Help on Stable Diffusion Resume Friendly Workflow

I’m trying to create a resumable workflow when generating images. Basically here what I’m trying to do:

  • We are getting an image with 50 steps
  • Instead of waiting for 50 steps, I’ll abort & get latents on the 20th step
  • Then if I want, I will resume the rest of the steps

I tried to do it but somehow it won’t produce the original result when resumed. See:

  • 1st image is the image after 50 steps
  • 2nd set of images are the intermediate latents
  • 3rd is the after I resumed

Here’s the code for the generation:

def gen_image(text_embs, height=512, width=512, steps=50, gd=7.5, seed=100, get_all=False, return_preview=False, stop_at_step=-1, input_latents=None, resume_step=-100):
    torch.manual_seed(seed)
    latents = torch.randn(len(text_embs)//2, unet.in_channels, height // 8, width // 8).to("cuda").half()
    
    scheduler.set_timesteps(steps) 
    
    if input_latents == None:
        latents = latents * scheduler.init_noise_sigma
    else:
        latents = input_latents
    
    latents_list = []
    
    for i, t in enumerate(tqdm(scheduler.timesteps)):
        if i < resume_step:
            continue
                
        input = torch.cat([latents] * 2)
        input = scheduler.scale_model_input(input, t)

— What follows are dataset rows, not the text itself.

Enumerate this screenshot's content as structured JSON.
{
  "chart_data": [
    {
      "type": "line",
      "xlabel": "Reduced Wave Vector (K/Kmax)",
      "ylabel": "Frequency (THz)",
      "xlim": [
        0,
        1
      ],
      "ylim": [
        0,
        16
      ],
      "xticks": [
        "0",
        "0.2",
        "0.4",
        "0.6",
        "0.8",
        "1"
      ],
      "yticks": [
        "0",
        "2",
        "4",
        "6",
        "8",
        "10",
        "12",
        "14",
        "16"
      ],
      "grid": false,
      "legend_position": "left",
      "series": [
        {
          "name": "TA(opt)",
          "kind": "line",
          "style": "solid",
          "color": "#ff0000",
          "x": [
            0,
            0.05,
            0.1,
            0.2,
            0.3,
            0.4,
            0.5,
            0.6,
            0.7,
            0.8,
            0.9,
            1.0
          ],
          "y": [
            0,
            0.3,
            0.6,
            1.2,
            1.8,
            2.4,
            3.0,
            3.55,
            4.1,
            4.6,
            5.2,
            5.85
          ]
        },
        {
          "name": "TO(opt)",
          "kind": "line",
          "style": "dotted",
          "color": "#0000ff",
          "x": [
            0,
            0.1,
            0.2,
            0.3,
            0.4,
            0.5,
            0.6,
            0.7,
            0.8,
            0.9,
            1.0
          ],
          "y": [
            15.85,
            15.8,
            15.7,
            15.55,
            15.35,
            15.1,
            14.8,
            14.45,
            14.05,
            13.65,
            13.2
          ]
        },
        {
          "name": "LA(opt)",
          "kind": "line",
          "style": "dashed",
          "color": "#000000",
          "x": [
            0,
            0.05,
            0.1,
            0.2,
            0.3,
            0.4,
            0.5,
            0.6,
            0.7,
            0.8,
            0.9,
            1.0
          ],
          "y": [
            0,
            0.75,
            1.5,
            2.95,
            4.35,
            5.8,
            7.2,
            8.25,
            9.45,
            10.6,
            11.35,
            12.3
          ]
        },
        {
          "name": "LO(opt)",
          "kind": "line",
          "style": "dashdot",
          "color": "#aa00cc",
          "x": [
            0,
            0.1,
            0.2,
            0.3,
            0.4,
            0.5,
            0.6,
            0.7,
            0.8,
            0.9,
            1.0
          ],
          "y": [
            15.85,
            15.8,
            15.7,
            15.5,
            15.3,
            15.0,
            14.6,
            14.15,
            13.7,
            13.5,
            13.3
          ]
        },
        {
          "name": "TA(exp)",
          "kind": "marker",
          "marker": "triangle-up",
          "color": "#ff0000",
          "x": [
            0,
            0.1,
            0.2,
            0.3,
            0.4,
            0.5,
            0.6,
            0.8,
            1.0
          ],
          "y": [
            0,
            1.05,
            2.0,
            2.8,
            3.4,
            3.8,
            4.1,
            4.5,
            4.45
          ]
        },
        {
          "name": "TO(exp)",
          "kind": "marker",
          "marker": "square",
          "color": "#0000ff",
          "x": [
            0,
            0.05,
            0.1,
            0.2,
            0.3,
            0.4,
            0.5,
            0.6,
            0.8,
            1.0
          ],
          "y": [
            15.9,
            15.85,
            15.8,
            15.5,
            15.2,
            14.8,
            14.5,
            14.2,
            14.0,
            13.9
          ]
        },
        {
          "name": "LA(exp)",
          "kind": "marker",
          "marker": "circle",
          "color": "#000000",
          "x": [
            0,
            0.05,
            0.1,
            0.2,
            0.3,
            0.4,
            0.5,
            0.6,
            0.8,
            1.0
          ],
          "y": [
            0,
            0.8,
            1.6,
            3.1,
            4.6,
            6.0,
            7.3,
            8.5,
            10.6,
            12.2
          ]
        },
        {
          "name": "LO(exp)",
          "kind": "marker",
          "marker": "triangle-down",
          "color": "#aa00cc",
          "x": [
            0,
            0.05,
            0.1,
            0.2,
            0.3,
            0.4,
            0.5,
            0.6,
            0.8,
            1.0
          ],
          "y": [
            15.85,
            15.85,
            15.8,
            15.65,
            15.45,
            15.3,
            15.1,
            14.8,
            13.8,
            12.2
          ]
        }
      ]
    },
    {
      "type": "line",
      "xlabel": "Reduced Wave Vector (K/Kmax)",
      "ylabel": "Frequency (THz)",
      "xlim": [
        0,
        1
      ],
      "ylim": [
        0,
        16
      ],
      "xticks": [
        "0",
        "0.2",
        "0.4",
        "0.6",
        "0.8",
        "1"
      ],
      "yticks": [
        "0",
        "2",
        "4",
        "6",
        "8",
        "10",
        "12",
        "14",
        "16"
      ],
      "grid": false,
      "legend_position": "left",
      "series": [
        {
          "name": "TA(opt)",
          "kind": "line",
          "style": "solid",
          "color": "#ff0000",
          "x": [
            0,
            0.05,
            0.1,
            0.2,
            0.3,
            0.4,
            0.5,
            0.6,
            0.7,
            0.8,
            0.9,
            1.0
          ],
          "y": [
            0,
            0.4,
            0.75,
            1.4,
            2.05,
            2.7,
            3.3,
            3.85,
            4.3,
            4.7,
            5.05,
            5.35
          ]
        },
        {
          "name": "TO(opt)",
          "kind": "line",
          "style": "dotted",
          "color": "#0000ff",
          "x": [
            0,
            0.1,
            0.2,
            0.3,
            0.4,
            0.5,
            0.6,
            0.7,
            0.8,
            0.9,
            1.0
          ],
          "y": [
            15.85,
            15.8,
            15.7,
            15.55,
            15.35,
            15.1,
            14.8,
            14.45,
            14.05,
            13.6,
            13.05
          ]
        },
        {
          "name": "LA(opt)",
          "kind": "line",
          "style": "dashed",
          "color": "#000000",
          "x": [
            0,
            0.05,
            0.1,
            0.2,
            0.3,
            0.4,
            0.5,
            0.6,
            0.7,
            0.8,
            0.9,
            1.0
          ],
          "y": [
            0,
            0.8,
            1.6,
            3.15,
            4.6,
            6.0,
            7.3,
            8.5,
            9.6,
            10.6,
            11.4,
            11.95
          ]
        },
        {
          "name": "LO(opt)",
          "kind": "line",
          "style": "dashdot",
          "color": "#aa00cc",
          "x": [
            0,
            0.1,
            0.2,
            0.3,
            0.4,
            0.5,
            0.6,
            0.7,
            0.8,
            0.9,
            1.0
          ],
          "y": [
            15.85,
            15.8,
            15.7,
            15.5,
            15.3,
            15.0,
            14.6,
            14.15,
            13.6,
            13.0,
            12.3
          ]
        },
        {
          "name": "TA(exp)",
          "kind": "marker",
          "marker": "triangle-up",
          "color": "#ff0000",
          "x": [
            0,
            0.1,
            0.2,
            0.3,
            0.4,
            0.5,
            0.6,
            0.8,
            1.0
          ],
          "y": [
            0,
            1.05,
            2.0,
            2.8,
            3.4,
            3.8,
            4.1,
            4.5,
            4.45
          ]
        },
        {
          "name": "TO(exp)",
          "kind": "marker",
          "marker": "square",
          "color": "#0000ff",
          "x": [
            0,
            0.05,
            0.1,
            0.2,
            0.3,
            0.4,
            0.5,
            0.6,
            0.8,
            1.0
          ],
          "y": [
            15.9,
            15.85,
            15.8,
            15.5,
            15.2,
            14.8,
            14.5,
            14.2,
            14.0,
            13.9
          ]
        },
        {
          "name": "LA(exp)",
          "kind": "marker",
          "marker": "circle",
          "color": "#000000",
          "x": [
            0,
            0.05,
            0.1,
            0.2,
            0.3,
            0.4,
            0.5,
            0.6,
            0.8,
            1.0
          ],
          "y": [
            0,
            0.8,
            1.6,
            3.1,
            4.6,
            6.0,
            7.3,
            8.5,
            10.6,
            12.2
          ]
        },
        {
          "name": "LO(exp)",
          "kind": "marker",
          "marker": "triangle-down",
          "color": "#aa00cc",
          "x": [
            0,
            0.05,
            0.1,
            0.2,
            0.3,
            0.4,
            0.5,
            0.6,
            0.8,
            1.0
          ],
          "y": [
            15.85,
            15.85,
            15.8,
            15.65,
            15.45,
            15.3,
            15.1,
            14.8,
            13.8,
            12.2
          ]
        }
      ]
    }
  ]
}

        # predict the noise residual
        with torch.no_grad(): pred = unet(input, t, encoder_hidden_states=text_embs).sample

        # perform guidance
        pred_uncond, pred_text = pred.chunk(2)
        pred = pred_uncond + gd * (pred_text - pred_uncond)

        # compute the "previous" noisy sample
        updated_info = scheduler.step(pred, t, latents)
        latents = updated_info.prev_sample
        
        if stop_at_step == i:
            return updated_info.pred_original_sample, latents
        
        if get_all:
            latents_list.append(updated_info.pred_original_sample if return_preview else latents)
    
    if get_all:
        return latents_list
    
    return latents

And here’s the complete notebook.

Any idea on why this is not working well?

My brain’s a little mush at the moment and so looking at your code, I can’t really see what the issue is but I believe I did exactly what you’re trying to do — resume after a certain number of steps using the latents from a previous run.

My notebook with that functionality is here — what you need is the get_noise method which is passed the latents from a previous run which was interrupted after 10 - 20 steps. Maybe it’ll help you figure out what might be going wrong with your code?

If you do, please let me know since I’d like to know :slight_smile: I’ll take a look later after my brain has had a chance to recover …

1 Like

Thanks. I’ll go through the code & check.

BTW: I’m super impressed with how you are doing diff-edit.
I didn’t think of that trick before :slight_smile:
Gonna try that as well :slight_smile:

Thank you :slight_smile: I got stuck on the mask generation though and then I’ve been sidetracked for the last couple of days doing other stuff. But I guess every bit you learn helps, right?

Somebody else had gotten the mask part done and they were kind enough to share the notebook here and so I’m thinking of trying that out … maybe tomorrow?

Let me know how you get on with this and if it helps. Hope it does!

1 Like

I got fixed my issue with some testing:

Had to change the steps as shown below.

Cool! Glad you got it sorted :slight_smile:

1 Like

It works, but not sure why we need to do such :slight_smile:

The changes you made were to change steps to 49 and resume_step to 26 right? What if you just made resume_step 26 only? Does it still work? Or do you need both changes?

Nope. It had to be steps - 1 all the times. 26 makes sense. Cause, we already completed the 25th step.

Yep, 26 makes sense. That was why I was wondering about the 49. I don’t know why it has to be 49 and not 50 … But then again, I’m not looking at the code and am simply going by values. Should probably look at the code …

But have you tried changing the stop_at_step value to see what happens? For example, if you change that to 20 do you still have to set steps to 49 for the resume run?

This would do nothing right?

Maybe I misunderstood, but I thought setting steps to 49 instead of 50 was what fixed the issue you were seeing, right? I was just curious as to why it had to be 49 and couldn’t be 50 and was wondering if that was due to the number of steps remaining. So if you change the stop_at_step to 20, then for the next run you’d have resume_at set to 21 and if now steps works with 50 (instead of 49), then you know that the number of steps has something to do with the issue, right?

Just wondering since you mentioned that you have no idea why it works at steps set to 49 and not 50 … But maybe I misunderstood?